Debt management company warns creditors to prepare for increased activity
Debt management firm TDX Group has claimed that creditors should prepare for an expected increase in the activity of consumers suffering from financial problems as a result of Covid-19.
Carlos Osorio, UK debt collection manager at Equifax TDX Group, said the suspension of various areas of debt collection and enforcement provided only a temporary solution.
Without predicting an increase in the number of consumers needing help when collections continue, creditors will likely find it difficult to cope, Osorio added.
“While the temporary halt in debt collection activities, in both the public and private sectors, has provided much needed respite, it does not solve the central problem of whether people will be able to pay when collections resume.” , Osorio said. .
“The box has been thrown on the road, and creditors need to predict the expected surge in business.
“The key question will be how to increase their staffing capacity quickly enough to prepare for the heavy workload of their collections teams.
“With offices and call centers requiring social distancing measures, the task of increasing staff and training becomes much more complicated and expensive.
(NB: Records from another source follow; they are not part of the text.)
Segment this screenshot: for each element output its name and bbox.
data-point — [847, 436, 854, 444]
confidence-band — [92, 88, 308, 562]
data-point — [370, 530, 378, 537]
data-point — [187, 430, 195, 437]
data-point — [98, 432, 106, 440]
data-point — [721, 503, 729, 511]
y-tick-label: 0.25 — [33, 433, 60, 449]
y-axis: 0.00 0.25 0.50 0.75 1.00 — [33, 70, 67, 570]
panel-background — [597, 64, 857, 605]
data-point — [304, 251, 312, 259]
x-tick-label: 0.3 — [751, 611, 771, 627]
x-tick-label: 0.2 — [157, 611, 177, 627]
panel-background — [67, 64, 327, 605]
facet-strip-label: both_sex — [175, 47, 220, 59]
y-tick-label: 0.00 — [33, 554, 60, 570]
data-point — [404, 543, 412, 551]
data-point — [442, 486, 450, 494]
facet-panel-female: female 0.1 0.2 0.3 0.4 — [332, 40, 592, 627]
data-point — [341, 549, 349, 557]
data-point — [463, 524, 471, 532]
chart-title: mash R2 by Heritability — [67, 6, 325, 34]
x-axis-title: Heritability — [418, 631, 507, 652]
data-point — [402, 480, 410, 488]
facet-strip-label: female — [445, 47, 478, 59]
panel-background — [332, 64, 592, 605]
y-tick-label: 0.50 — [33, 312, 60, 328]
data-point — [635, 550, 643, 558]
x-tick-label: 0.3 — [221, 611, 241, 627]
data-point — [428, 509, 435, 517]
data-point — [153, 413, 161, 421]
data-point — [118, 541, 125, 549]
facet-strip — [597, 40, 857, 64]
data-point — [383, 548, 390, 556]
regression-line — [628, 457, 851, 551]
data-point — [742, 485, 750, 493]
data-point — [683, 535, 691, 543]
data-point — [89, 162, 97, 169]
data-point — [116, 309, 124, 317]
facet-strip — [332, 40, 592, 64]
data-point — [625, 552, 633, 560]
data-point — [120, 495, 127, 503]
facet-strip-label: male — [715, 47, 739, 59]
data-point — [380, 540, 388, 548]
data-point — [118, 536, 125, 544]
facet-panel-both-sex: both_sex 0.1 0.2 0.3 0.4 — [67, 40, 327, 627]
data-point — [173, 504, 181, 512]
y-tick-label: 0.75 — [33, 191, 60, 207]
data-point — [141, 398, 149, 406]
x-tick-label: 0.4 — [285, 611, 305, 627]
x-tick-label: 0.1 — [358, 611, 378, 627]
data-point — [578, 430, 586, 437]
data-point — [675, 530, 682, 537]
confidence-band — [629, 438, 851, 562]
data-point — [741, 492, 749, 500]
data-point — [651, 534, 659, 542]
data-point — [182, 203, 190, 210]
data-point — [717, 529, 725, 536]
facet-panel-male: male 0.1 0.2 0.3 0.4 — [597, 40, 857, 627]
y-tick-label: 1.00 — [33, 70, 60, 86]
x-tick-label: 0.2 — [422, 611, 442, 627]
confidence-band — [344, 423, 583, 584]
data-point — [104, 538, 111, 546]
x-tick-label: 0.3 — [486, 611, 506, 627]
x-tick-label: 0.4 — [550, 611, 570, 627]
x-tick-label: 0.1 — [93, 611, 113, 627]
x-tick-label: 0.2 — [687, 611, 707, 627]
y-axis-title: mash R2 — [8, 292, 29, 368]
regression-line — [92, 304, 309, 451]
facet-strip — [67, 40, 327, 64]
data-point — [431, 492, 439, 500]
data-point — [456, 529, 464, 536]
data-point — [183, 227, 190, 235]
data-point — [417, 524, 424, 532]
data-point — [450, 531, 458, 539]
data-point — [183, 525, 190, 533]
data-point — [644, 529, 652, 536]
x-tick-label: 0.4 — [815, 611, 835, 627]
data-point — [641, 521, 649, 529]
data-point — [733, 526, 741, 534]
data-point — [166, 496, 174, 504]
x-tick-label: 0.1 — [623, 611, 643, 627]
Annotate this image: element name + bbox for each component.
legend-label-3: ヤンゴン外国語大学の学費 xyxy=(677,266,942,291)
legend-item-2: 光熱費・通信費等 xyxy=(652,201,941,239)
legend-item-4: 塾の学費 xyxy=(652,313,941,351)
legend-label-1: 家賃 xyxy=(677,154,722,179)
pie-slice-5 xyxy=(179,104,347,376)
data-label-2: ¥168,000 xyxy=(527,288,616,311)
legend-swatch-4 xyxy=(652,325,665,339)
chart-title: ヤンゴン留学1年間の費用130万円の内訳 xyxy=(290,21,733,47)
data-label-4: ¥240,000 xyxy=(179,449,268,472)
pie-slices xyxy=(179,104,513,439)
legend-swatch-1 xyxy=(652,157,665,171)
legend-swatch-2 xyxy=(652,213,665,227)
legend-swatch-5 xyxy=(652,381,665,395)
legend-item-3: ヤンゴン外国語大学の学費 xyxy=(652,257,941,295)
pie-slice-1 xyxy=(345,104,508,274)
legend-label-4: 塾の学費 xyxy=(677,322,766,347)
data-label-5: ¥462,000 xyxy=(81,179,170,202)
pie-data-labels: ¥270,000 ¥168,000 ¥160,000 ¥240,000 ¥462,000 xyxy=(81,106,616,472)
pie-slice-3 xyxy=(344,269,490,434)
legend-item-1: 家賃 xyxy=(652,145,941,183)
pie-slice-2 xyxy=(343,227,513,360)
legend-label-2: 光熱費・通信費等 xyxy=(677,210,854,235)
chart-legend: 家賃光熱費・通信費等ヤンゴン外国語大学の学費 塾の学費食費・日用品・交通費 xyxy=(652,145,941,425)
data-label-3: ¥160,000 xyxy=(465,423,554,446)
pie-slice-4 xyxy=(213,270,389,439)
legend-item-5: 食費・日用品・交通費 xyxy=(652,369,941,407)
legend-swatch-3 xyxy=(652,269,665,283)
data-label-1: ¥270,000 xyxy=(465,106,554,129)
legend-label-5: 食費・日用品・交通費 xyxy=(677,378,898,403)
Upcoming issues include long wait times in the contact center and perhaps less efficient interaction with customers who need help.
“This will impact the quality of the collections business at a time when clients need quick and empathetic assistance.
“Creditors must build sufficient capacity and must not wait for collections to start to pick up, otherwise they may simply increase the pressure and stress on already financially vulnerable customers.”